My dad, who is 83 and in talks with his doctor about a replacement hip, has just come back from three weeks riding American trains, alone with his rucksack and his walking stick. From the east coast to the west coast, down to New Orleans, up to Illinois, back to Boston.
When he told me he was going to do it, I felt a bit sick. Then he said he had booked all the hotels himself, on the internet; my dad is very new to the internet, so then I felt a bit sicker. He said no, no, it was all fine, he’d found a motel in Raton, New Mexico that charged only 40 bucks a night, and wasn’t it funny, the comments people left in their reviews, trying to make places sound absolutely terrifying?
He is a lifelong train enthusiast who did manual labour on the railways for a decade before becoming a philosopher. I always think he’s about to stop, and then he doesn’t. So for the past three weeks I haven’t fully exhaled, a low-rent horror film playing in the back of my mind at all times. David Cameron was having sex with a pig, and my father was being brutally murdered in Raton, a town that (and this did give me some comfort) takes its name from the Spanish word for mouse.
Then it was my daughter’s fourth birthday, and my dad arrived back home in time for the family celebrations, having planned his trip around it. I don’t know who was more surprised: us, to see that he had returned alive, or him, on realising we hadn’t expected him to. “Was this thought to be my journey of no return?” he asked. “No!” we replied, meaning yes, and we’ve done the seating plan for your funeral.
He told us that the kindness of strangers, when they saw a lame old man with a stick, had been hard to believe. When he got to Raton he went to the laundromat to wash his clothes. They asked him if he’d walked from the motel, “and I hadn’t actually, as a man driving past had offered me a lift, so I had come in his car. And the woman said, ‘Great, I’ll get Jim to take you back’, and so this other bloke drove me back again, and he was convinced he was reincarnated. Completely irrational belief, but a lovely man. Half an hour later I had a phone call at the motel, and it was Jim again, asking if I’d like him to drive me to the top of Goat Hill, as you can see most of New Mexico from there. So up we went, and we saw all the kingdoms of the earth.”

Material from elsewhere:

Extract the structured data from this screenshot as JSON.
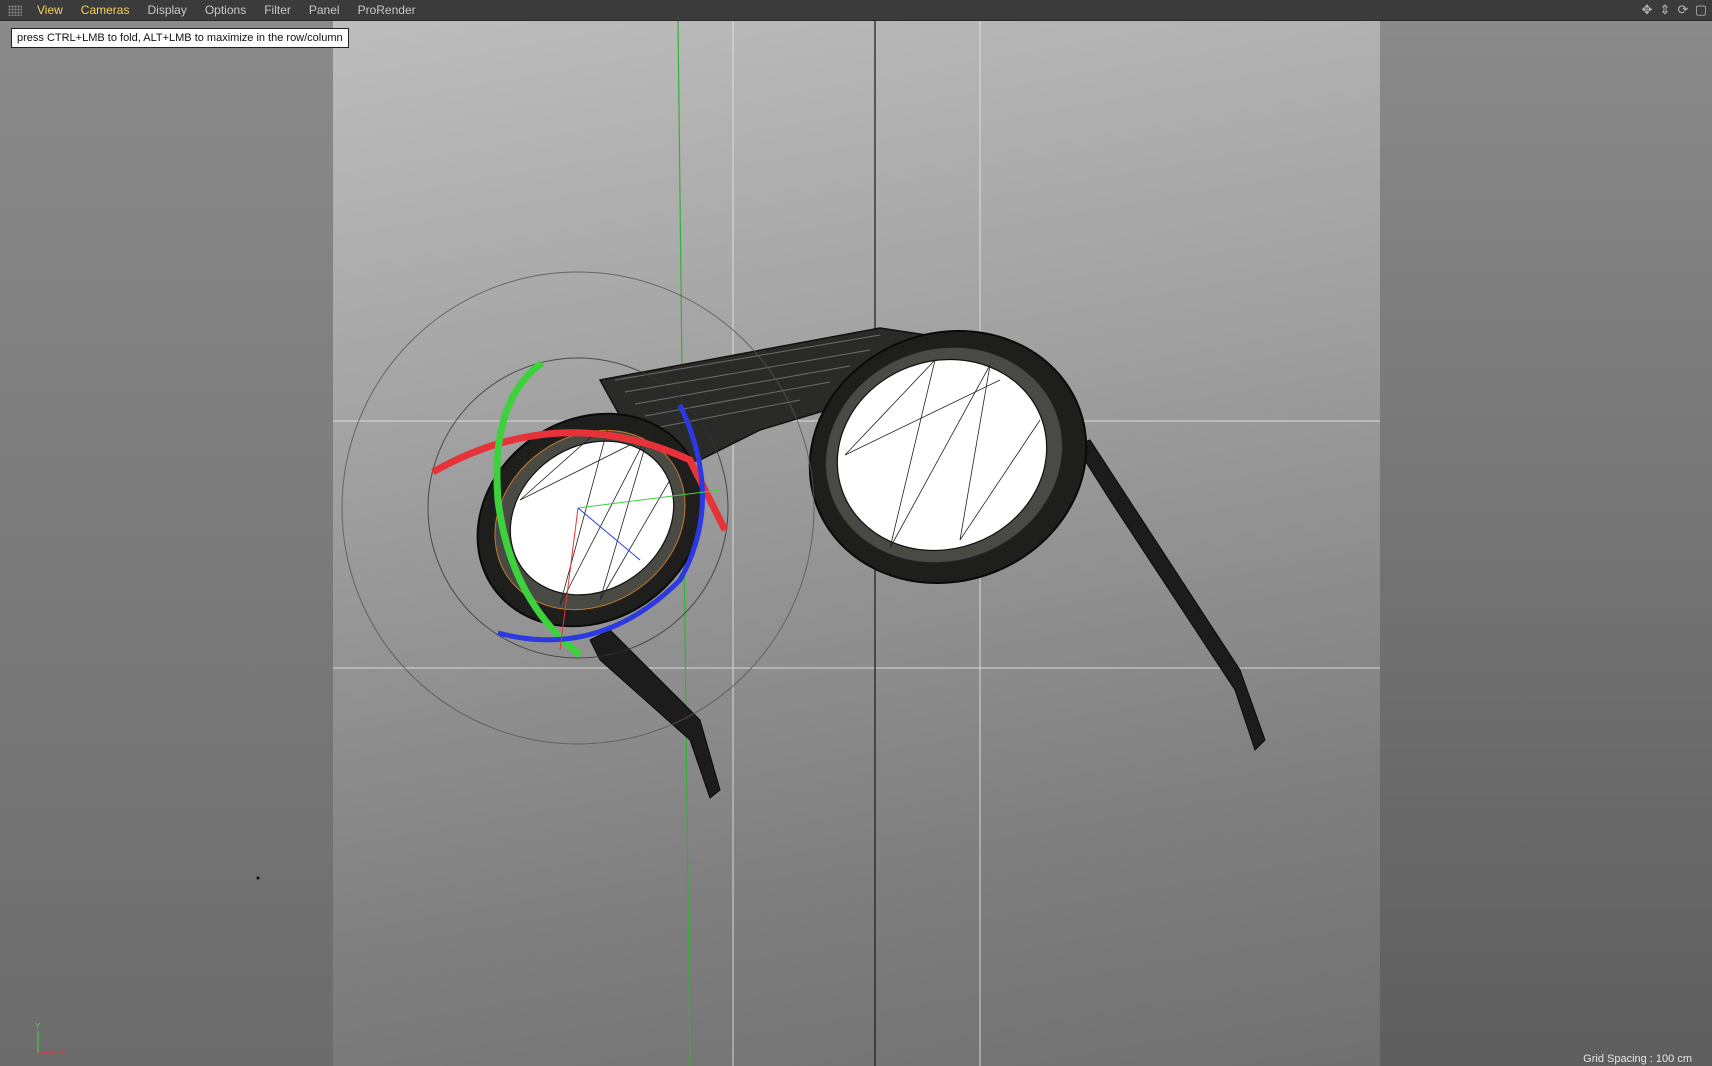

I ventured to ask whether he thought Jim might possibly murder him.
“Absolutely not!” he replied, and I felt rather evil. “Goat Hill is the most visible point in the whole of Raton. Very bad idea to do it there.”
In fact, the only time he thought his number might be up was in downtown Los Angeles, where he stood outside his hotel and saw a gang of tattooed Hells Angels riding past. “You know, with those handlebars that go right up on their motorcycles. I couldn’t forbear from taking a photo of them, as I thought they looked rather wonderful.” Afterwards, he examined the photo on his camera, and realised he shouldn’t have taken it, as there was a woman riding pillion “and staring directly at me with a very concentrated expression.” Then the gang came back from around the corner, back towards him – and rode straight into the parking lot of his hotel.
“And I imagined them all saying, ‘That old guy, he’s the one,’” he said.
I asked what happened then. “Oh, nothing,” he added, breezily. “It must have been a coincidence. I just felt apprehensive for two hours.”
Then there were the friends he made on the trains: the woman who had lost custody of her four children, for mental health reasons (it was her son’s birthday, the day they met); the paranoid ex-soldier who would begin his sentences with “Of course, what they don’t want you to know is…”; the Christian widower on a journey to cure his alcoholism and his broken heart.
I wondered if all these encounters/meetings had left him worried, but they hadn’t, really. He said the only thing that had, as he traversed the whole of America and back, was the sight of a 10-year-old boy, with his brother, in a T-shirt that said FEAR FAILURE. “I thought that was very sad indeed. A recipe for not even trying to succeed. No! Try again! Fail again! Fail better!”